I'm what you might call a Jack-of-all-Trades. I can do almost anything I set my mind to, but just barely adequately. I can knit, crochet, sew, sing, dance(ballet), play piano, cello, guitar, ride horses, play tennis, cook, write, paint, draw, etc. But I'm mediocre in all these areas. I used to fancy myself a good student. Straight A's. Even in advanced classes. I got into a fairly good school on grades alone. And here I am, a mediocre university student. My mom tells me I'm smart, and I know that comparatively, I am, but I am so tired of being mediocre. I do not excel in anything. I used to use my excellence in school as a comfort for my mediocrity in all other areas. Now I can't even have that. And I know that I don't try as hard as I possibly could, but I never had to before and I'm not used to it. And in keeping with tradition I do moderately well, I don't exert myself and I get pretty good grades.

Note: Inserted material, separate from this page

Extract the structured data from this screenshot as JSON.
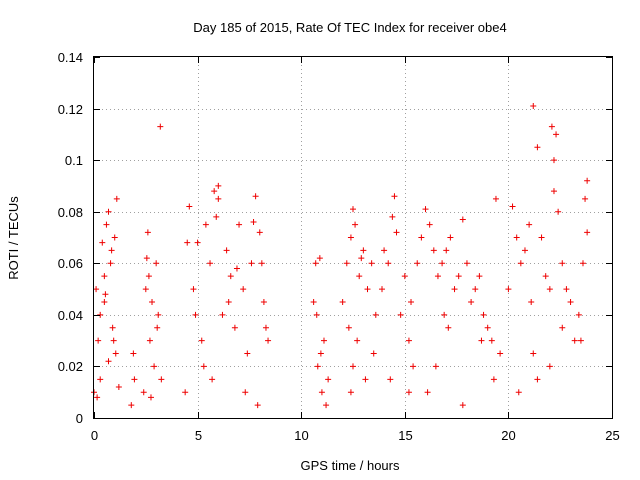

They aren't usually up to my standards but I have learned to deal with that. This semester I am taking a history class. I absolutely love it. I never miss a day. I read the assigned material and take notes, which is a big step since I never take notes in class. Today was the midterm. I studied. I went to the review session. I studied more. I never study! Ever! And I studied. I learned the material. I know it. I can talk for hours about all the things that I have learned. I was very, very prepared. The test was easy. I knew almost all the answers. There was only one question that I didn't know. There were only four that I was unsure of. I never feel so confident in tests. I finished the 100 question test in 40 minutes and I was almost skipping out of the testing center. Then I saw the Scoring Board. 86% Somehow I missed 14 questions! How did this happen?! I was much too prepared for this test. I was much too confident in my performance for this to be true. I did that well on my french test which was much more difficult. How could I do so poorly?
When I try I'm mediocre. When I don't try I'm mediocre. Why should I try then? I'm sick of being mediocre.
Plus, I can't get my skin to clear up to save my life.